無限に広がる選択肢。
でも――だからこそ――何を言えばいいのか分からない。――俺――は――
「う……あ……け……携帯……ばん、番号……?」
気づくと俺は……そんな言葉を口にしていた。
「携帯番号??そりゃー……わしのこの携帯の番号って事かいの?」
「そ、そう……」
オールバックは不思議そうな顔をしている。そりゃそうだ。俺だって不思議だ。
でも……もう口に出してしまった。
「ふーん……ええよ……番号は……」そう言ってオールバックはその番号を俺に伝えてくる。ご丁寧に手にしたスマホに番号まで表示させて。
俺は完全に上の空でそれを聞いていた。だって……そんなの聞いて俺に何の関係があるのかも分からない。
……ダメだ……もうどうしようも……。
――しかし、その瞬間――唐突に、オールバックの手の中でスマホが震え始め――着信音を奏でた。
【……あ、もしかして……】
「……ほう……」
慎重な目つきでオールバックはスマホを……そして、俺の顔を見る。
それから……スマホの画面をタップした。
「はいよ、もしもし?どちらさんで?……ん……アンタぁ確か……」
【――モニタリングを終了します】
【――モニタリングを開始します。ヤガミアラタ】
単調な電子音がモニタリングの開始を告げた。
【あっ!電話は探偵さんだったんだ!】
――タイミングが良すぎる。やはり明らかにモニタリングはランダムではないな。だとしたら――いや、今はそれよりも――
「はじめまして、盲羅さん。私の事を知ってくれているようで光栄だね。でも一応名乗っておこう。八神改。――探偵だ」
私はスマホを耳に当てながら、通話相手に話しかけた。先ほどまで阿籐君の視点で見ていた男。盲羅の1人……たぶん、リーダー格の男に。

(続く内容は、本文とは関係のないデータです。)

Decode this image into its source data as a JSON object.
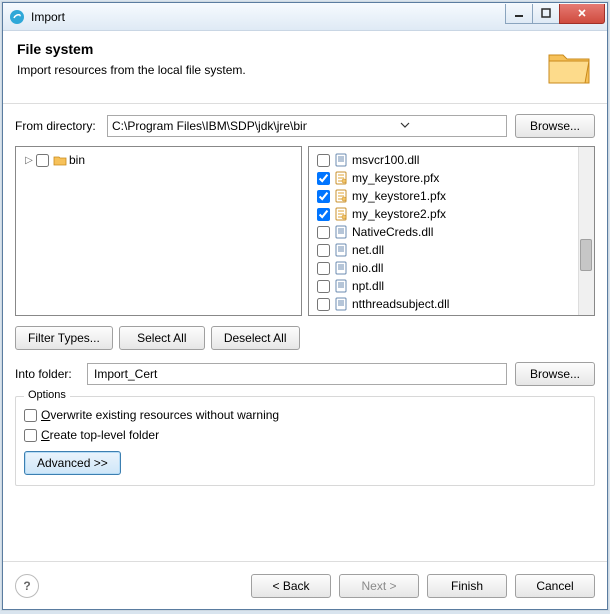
{
  "window": {
    "title": "Import"
  },
  "banner": {
    "heading": "File system",
    "subheading": "Import resources from the local file system."
  },
  "from_directory": {
    "label": "From directory:",
    "value": "C:\\Program Files\\IBM\\SDP\\jdk\\jre\\bin",
    "browse_label": "Browse..."
  },
  "tree": {
    "root": {
      "name": "bin",
      "checked": false
    }
  },
  "files": [
    {
      "name": "msvcr100.dll",
      "checked": false,
      "type": "dll"
    },
    {
      "name": "my_keystore.pfx",
      "checked": true,
      "type": "pfx"
    },
    {
      "name": "my_keystore1.pfx",
      "checked": true,
      "type": "pfx"
    },
    {
      "name": "my_keystore2.pfx",
      "checked": true,
      "type": "pfx"
    },
    {
      "name": "NativeCreds.dll",
      "checked": false,
      "type": "dll"
    },
    {
      "name": "net.dll",
      "checked": false,
      "type": "dll"
    },
    {
      "name": "nio.dll",
      "checked": false,
      "type": "dll"
    },
    {
      "name": "npt.dll",
      "checked": false,
      "type": "dll"
    },
    {
      "name": "ntthreadsubject.dll",
      "checked": false,
      "type": "dll"
    }
  ],
  "file_buttons": {
    "filter": "Filter Types...",
    "select_all": "Select All",
    "deselect_all": "Deselect All"
  },
  "into_folder": {
    "label": "Into folder:",
    "value": "Import_Cert",
    "browse_label": "Browse..."
  },
  "options": {
    "legend": "Options",
    "overwrite": {
      "label_pre": "O",
      "label_rest": "verwrite existing resources without warning",
      "checked": false
    },
    "top_level": {
      "label_pre": "C",
      "label_rest": "reate top-level folder",
      "checked": false
    },
    "advanced_label": "Advanced >>"
  },
  "footer": {
    "back": "< Back",
    "next": "Next >",
    "finish": "Finish",
    "cancel": "Cancel"
  }
}
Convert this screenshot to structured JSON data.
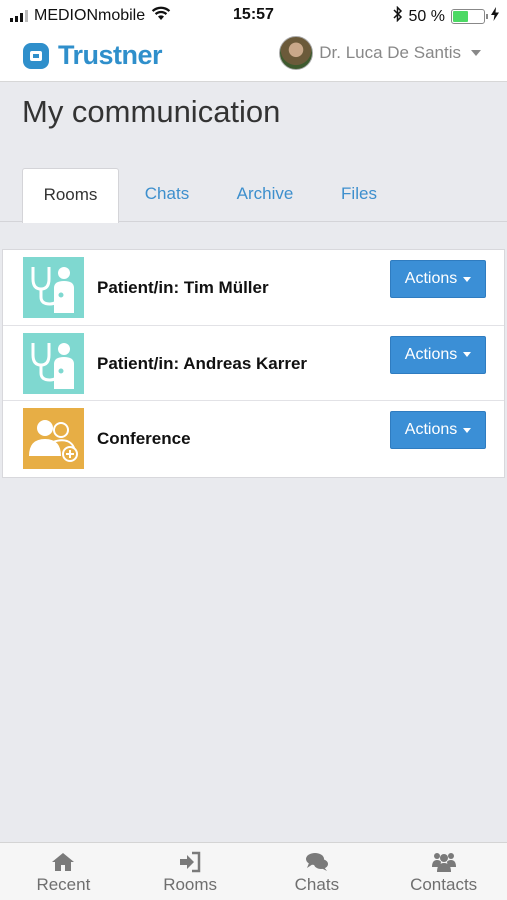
{
  "status_bar": {
    "carrier": "MEDIONmobile",
    "time": "15:57",
    "battery": "50 %",
    "battery_level": 0.5,
    "icons": [
      "signal-icon",
      "wifi-icon",
      "bluetooth-icon",
      "battery-icon",
      "charging-icon"
    ]
  },
  "header": {
    "brand": "Trustner",
    "user_name": "Dr. Luca De Santis",
    "brand_color": "#2f8fcb"
  },
  "page": {
    "title": "My communication"
  },
  "tabs": [
    {
      "label": "Rooms",
      "active": true
    },
    {
      "label": "Chats",
      "active": false
    },
    {
      "label": "Archive",
      "active": false
    },
    {
      "label": "Files",
      "active": false
    }
  ],
  "rooms": [
    {
      "name": "Patient/in: Tim Müller",
      "icon": "doctor-icon",
      "icon_color": "#7fd8d0",
      "actions_label": "Actions"
    },
    {
      "name": "Patient/in: Andreas Karrer",
      "icon": "doctor-icon",
      "icon_color": "#7fd8d0",
      "actions_label": "Actions"
    },
    {
      "name": "Conference",
      "icon": "group-add-icon",
      "icon_color": "#e7ae45",
      "actions_label": "Actions"
    }
  ],
  "bottom_nav": [
    {
      "label": "Recent",
      "icon": "home-icon"
    },
    {
      "label": "Rooms",
      "icon": "sign-in-icon"
    },
    {
      "label": "Chats",
      "icon": "comments-icon"
    },
    {
      "label": "Contacts",
      "icon": "users-icon"
    }
  ],
  "colors": {
    "accent": "#3b8fd6",
    "background": "#e9eaee"
  }
}
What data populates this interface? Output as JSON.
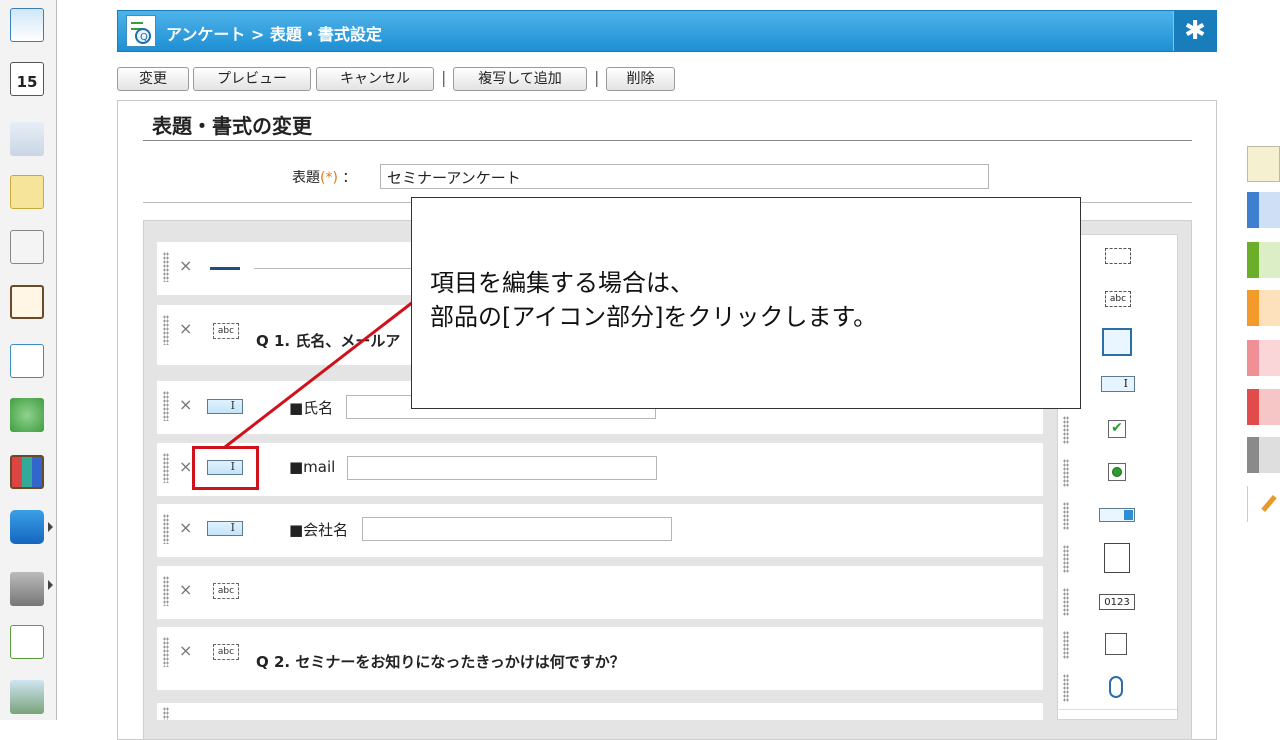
{
  "header": {
    "title": "アンケート > 表題・書式設定"
  },
  "toolbar": {
    "change": "変更",
    "preview": "プレビュー",
    "cancel": "キャンセル",
    "sep": "|",
    "copy_add": "複写して追加",
    "delete": "削除"
  },
  "form": {
    "panel_title": "表題・書式の変更",
    "title_label": "表題",
    "required_mark": "(*)",
    "colon": "：",
    "title_value": "セミナーアンケート"
  },
  "rows": [
    {
      "type": "separator",
      "label": ""
    },
    {
      "type": "text",
      "label": "Q 1. 氏名、メールア"
    },
    {
      "type": "input",
      "label": "■氏名"
    },
    {
      "type": "input",
      "label": "■mail"
    },
    {
      "type": "input",
      "label": "■会社名"
    },
    {
      "type": "text",
      "label": ""
    },
    {
      "type": "text",
      "label": "Q 2. セミナーをお知りになったきっかけは何ですか？"
    }
  ],
  "icons": {
    "close": "×",
    "abc": "abc",
    "text_cursor": "I",
    "gear": "✱",
    "calendar_day": "15",
    "palette_number": "0123"
  },
  "callout": {
    "line1": "項目を編集する場合は、",
    "line2": "部品の[アイコン部分]をクリックします。"
  },
  "colors": {
    "header": "#2a9de0",
    "highlight": "#d0101b",
    "required": "#e07a1c"
  }
}
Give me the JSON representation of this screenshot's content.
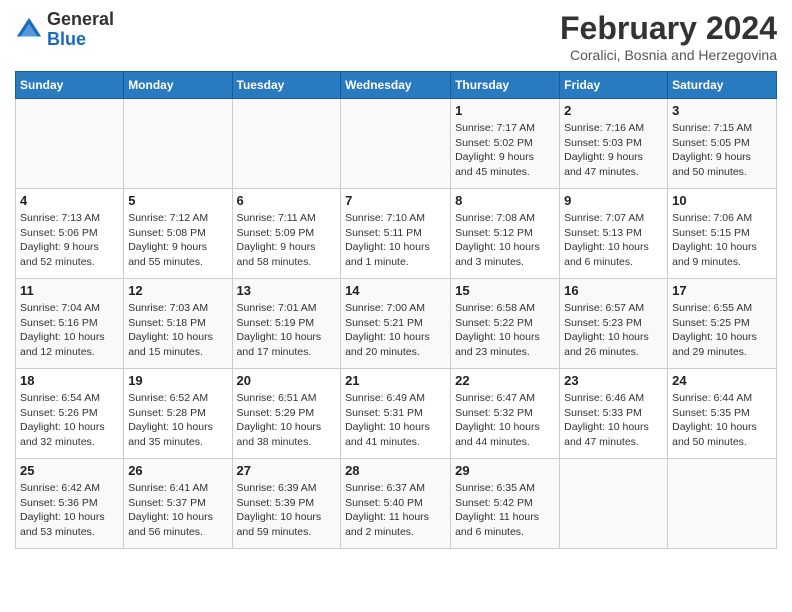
{
  "header": {
    "logo_general": "General",
    "logo_blue": "Blue",
    "month_title": "February 2024",
    "location": "Coralici, Bosnia and Herzegovina"
  },
  "days_of_week": [
    "Sunday",
    "Monday",
    "Tuesday",
    "Wednesday",
    "Thursday",
    "Friday",
    "Saturday"
  ],
  "weeks": [
    [
      {
        "day": "",
        "info": ""
      },
      {
        "day": "",
        "info": ""
      },
      {
        "day": "",
        "info": ""
      },
      {
        "day": "",
        "info": ""
      },
      {
        "day": "1",
        "info": "Sunrise: 7:17 AM\nSunset: 5:02 PM\nDaylight: 9 hours\nand 45 minutes."
      },
      {
        "day": "2",
        "info": "Sunrise: 7:16 AM\nSunset: 5:03 PM\nDaylight: 9 hours\nand 47 minutes."
      },
      {
        "day": "3",
        "info": "Sunrise: 7:15 AM\nSunset: 5:05 PM\nDaylight: 9 hours\nand 50 minutes."
      }
    ],
    [
      {
        "day": "4",
        "info": "Sunrise: 7:13 AM\nSunset: 5:06 PM\nDaylight: 9 hours\nand 52 minutes."
      },
      {
        "day": "5",
        "info": "Sunrise: 7:12 AM\nSunset: 5:08 PM\nDaylight: 9 hours\nand 55 minutes."
      },
      {
        "day": "6",
        "info": "Sunrise: 7:11 AM\nSunset: 5:09 PM\nDaylight: 9 hours\nand 58 minutes."
      },
      {
        "day": "7",
        "info": "Sunrise: 7:10 AM\nSunset: 5:11 PM\nDaylight: 10 hours\nand 1 minute."
      },
      {
        "day": "8",
        "info": "Sunrise: 7:08 AM\nSunset: 5:12 PM\nDaylight: 10 hours\nand 3 minutes."
      },
      {
        "day": "9",
        "info": "Sunrise: 7:07 AM\nSunset: 5:13 PM\nDaylight: 10 hours\nand 6 minutes."
      },
      {
        "day": "10",
        "info": "Sunrise: 7:06 AM\nSunset: 5:15 PM\nDaylight: 10 hours\nand 9 minutes."
      }
    ],
    [
      {
        "day": "11",
        "info": "Sunrise: 7:04 AM\nSunset: 5:16 PM\nDaylight: 10 hours\nand 12 minutes."
      },
      {
        "day": "12",
        "info": "Sunrise: 7:03 AM\nSunset: 5:18 PM\nDaylight: 10 hours\nand 15 minutes."
      },
      {
        "day": "13",
        "info": "Sunrise: 7:01 AM\nSunset: 5:19 PM\nDaylight: 10 hours\nand 17 minutes."
      },
      {
        "day": "14",
        "info": "Sunrise: 7:00 AM\nSunset: 5:21 PM\nDaylight: 10 hours\nand 20 minutes."
      },
      {
        "day": "15",
        "info": "Sunrise: 6:58 AM\nSunset: 5:22 PM\nDaylight: 10 hours\nand 23 minutes."
      },
      {
        "day": "16",
        "info": "Sunrise: 6:57 AM\nSunset: 5:23 PM\nDaylight: 10 hours\nand 26 minutes."
      },
      {
        "day": "17",
        "info": "Sunrise: 6:55 AM\nSunset: 5:25 PM\nDaylight: 10 hours\nand 29 minutes."
      }
    ],
    [
      {
        "day": "18",
        "info": "Sunrise: 6:54 AM\nSunset: 5:26 PM\nDaylight: 10 hours\nand 32 minutes."
      },
      {
        "day": "19",
        "info": "Sunrise: 6:52 AM\nSunset: 5:28 PM\nDaylight: 10 hours\nand 35 minutes."
      },
      {
        "day": "20",
        "info": "Sunrise: 6:51 AM\nSunset: 5:29 PM\nDaylight: 10 hours\nand 38 minutes."
      },
      {
        "day": "21",
        "info": "Sunrise: 6:49 AM\nSunset: 5:31 PM\nDaylight: 10 hours\nand 41 minutes."
      },
      {
        "day": "22",
        "info": "Sunrise: 6:47 AM\nSunset: 5:32 PM\nDaylight: 10 hours\nand 44 minutes."
      },
      {
        "day": "23",
        "info": "Sunrise: 6:46 AM\nSunset: 5:33 PM\nDaylight: 10 hours\nand 47 minutes."
      },
      {
        "day": "24",
        "info": "Sunrise: 6:44 AM\nSunset: 5:35 PM\nDaylight: 10 hours\nand 50 minutes."
      }
    ],
    [
      {
        "day": "25",
        "info": "Sunrise: 6:42 AM\nSunset: 5:36 PM\nDaylight: 10 hours\nand 53 minutes."
      },
      {
        "day": "26",
        "info": "Sunrise: 6:41 AM\nSunset: 5:37 PM\nDaylight: 10 hours\nand 56 minutes."
      },
      {
        "day": "27",
        "info": "Sunrise: 6:39 AM\nSunset: 5:39 PM\nDaylight: 10 hours\nand 59 minutes."
      },
      {
        "day": "28",
        "info": "Sunrise: 6:37 AM\nSunset: 5:40 PM\nDaylight: 11 hours\nand 2 minutes."
      },
      {
        "day": "29",
        "info": "Sunrise: 6:35 AM\nSunset: 5:42 PM\nDaylight: 11 hours\nand 6 minutes."
      },
      {
        "day": "",
        "info": ""
      },
      {
        "day": "",
        "info": ""
      }
    ]
  ]
}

『……なるほどのぅ。シャウシュピーラー同士には何か……情報交換できる方法があるって事かい。前から少し不思議じゃとは思っとったが……』
「あぁ、私とそこの阿籐君にはお互いの情報を交換できる手段がある。なんだ、それは知らなかったのか。だったら――私の話をよく聞いたほうが良さそうだ。なんせとっておきの耳より情報もあるしねぇ」
彼の声には警戒の色が濃くある。この展開のどこまでが作為的なものなのかを考えているんだろう。
まぁ、実際はかなりたまたまではあるんだが。
咄嗟に私が所持しているスマホの事を思い出した阿籐君を褒めるべきだろう。
彼が盲羅から番号を聞き出してくれたおかげで私が介入する事ができた。